The Bible record shows us that the apostles and prophets of old went through some very hard things. Apostasy, persecution, affliction…
But there was something that held them, that kept them, through it all. In the midst of it all they saw an eternal Throne.
Isaiah saw a vision of this throne in the year that king Uzziah died. Uzziah was one of the longest reigning kings, and though he had made mistakes, was greatly loved because of the peace and security the people enjoyed under his shadow. His reign was a time of great prosperity. Suddenly this great and benevolent king died. I’m sure many hearts were anxious. Would the peace and prosperity die with him?
But what does Isaiah the prophet see?
In the year that king Uzziah died I saw also the LORD sitting upon a throne high and lifted up, and His train filled the temple (Isa. 6:1).

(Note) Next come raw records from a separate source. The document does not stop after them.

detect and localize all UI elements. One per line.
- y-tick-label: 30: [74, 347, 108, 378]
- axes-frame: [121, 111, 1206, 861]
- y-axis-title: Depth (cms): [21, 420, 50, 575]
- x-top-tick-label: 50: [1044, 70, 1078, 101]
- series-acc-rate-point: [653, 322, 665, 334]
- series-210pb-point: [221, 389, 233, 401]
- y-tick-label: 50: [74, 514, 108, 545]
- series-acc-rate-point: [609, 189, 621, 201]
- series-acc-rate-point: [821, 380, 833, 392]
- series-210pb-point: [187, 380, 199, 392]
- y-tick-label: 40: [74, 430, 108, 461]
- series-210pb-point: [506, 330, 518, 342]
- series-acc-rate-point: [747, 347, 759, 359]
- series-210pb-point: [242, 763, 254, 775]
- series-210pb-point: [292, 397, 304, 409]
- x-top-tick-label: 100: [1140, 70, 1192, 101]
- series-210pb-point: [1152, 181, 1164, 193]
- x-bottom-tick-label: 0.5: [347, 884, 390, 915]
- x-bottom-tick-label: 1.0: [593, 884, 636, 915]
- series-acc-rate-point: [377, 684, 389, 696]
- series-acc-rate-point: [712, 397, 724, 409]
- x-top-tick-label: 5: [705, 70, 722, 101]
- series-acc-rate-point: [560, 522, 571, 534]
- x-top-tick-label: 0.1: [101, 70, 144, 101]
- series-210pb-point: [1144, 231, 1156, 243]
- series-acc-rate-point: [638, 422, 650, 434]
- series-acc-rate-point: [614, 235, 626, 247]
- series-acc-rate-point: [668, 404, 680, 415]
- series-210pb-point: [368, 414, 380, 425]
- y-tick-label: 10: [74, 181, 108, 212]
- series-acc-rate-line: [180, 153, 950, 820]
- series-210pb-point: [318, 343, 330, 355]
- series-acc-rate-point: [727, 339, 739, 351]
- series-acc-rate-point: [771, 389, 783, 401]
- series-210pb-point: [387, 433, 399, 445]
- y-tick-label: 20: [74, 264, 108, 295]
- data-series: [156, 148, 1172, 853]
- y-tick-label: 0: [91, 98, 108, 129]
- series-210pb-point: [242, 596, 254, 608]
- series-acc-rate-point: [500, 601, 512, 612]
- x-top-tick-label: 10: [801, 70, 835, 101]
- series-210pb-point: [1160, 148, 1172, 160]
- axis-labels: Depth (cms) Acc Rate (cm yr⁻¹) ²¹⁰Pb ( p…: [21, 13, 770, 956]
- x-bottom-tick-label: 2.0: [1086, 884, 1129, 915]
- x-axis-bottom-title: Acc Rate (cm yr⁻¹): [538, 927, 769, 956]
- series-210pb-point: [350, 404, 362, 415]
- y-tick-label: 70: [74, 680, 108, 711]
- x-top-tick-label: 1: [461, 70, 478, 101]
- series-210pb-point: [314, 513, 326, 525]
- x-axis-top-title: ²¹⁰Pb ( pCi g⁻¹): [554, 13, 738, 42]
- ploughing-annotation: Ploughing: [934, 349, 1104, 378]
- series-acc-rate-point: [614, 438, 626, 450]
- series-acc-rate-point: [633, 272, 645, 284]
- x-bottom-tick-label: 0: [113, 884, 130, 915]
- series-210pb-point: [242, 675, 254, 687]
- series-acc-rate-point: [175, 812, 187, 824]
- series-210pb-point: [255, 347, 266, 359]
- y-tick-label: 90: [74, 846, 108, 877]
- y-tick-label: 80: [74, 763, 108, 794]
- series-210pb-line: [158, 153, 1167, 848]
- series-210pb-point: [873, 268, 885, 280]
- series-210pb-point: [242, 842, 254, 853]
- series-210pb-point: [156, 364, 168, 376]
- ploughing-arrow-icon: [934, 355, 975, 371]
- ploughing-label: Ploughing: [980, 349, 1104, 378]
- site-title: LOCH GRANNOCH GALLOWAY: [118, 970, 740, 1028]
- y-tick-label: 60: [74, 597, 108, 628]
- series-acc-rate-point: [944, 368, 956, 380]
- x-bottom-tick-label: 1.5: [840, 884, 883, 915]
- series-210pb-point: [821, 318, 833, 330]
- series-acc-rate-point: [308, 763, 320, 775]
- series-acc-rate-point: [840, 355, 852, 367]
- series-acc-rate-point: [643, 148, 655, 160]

Perhaps it is here that Isaiah was first introduced to a throne, and a king and a kingdom, that would never pass away. For a little later we find him prophesying:
Of the increase of His government and peace there shall be no end upon the throne of David, and upon His kingdom, to order it and to establish it with judgment and with justice from henceforth and forever (Isa. 9:7).
Jeremiah saw this same throne a century and a half later when the people of God were about to be deported to Babylon for their idolatry.
But the LORD is the true God, He is the living God, and an everlasting king… (Jer. 10:10).
This, I am sure, is what kept Jeremiah when Nebuchadnezzar deposed their king and carried the people captive to Babylon. He knew there was an eternal throne with an everlasting king sitting upon it.
Ezekiel the priest was among those captives. In Babylon by the river Chebar he saw this same throne. He saw in vision the cherubim bearing a throne, “and upon the likeness of the throne was the likeness as the appearance of a Man above upon it” (Ezek. 1:26).
And so even in their captivity there is still One upon the throne. And He assures Ezekiel that His purposes have not come to an end. Greater things are ahead.
The apostle John saw this throne. He had just been exiled to the barren isle of Patmos off the coast of present-day Turkey. John was there because his testimony had been galling to the authorities of the day. At the same time, many of the churches in which he has ministered were in a state of complacency; others had been overcome with false teaching. His whole life’s work, it seems, had been largely in vain. What a recipe for discouragement.
But John sees a vision while on Patmos. It centres around a throne, and One who sits upon it.
And immediately I was in the spirit: and, behold, a throne was set in heaven, and [one] sat on the throne (Rev. 4:2).
We too must behold this throne. In fact John calls his vision a prophecy. It was prophetic of our day. We too are living in a time of great apostasy, of spiritual famine and drought. It has become very difficult for the sincere of heart to endure. Many have fallen away. But God has provision for those who love him to endure. We must with the eye of the Spirit behold a Throne.
The apostle Paul saw this throne. In a letter to his “son in the faith” Timothy we discover that Satan and evil men had already done serious damage to the work of the Spirit that Paul has given his life to. He warns of those who have “turned aside unto vain jangling” (1 Tim. 1:6), and that “in the latter time some shall depart from the faith” (1 Tim: 4:1). And so he urges Timothy to stand guard over the doctrine being taught in the church he is involved with (1 Tim. 1:3). He urges him to “war a good warfare” (1 Tim. 1:18), and to “keep that which is committed to thy trust” (1 Tim. 6:20).
And how can you do this, son Timothy? There is one thing filling Paul’s mind in what he is saying to Timothy. We find it at the beginning of his letter, and at the end.
Now unto the King eternal, immortal, invisible, the only wise God, [be] honour and glory forever and ever. Amen. (1 Tim. 1:17).
…Which in His times He shall shew, who is the blessed and only potentate (the only power), the King of kings and Lord of lords; who only hath immortality, dwelling in the light which no man can approach unto; whom no man hath seen, nor can see: to whom be honour and power everlasting. Amen (1 Tim. 6:15,16).
In other words, yes, there will come a time when this Throne and the One upon it will be openly manifested. But even now, though He may be invisible at this time, those with the eye of the Spirit can behold His throne and live under His rule. And no other.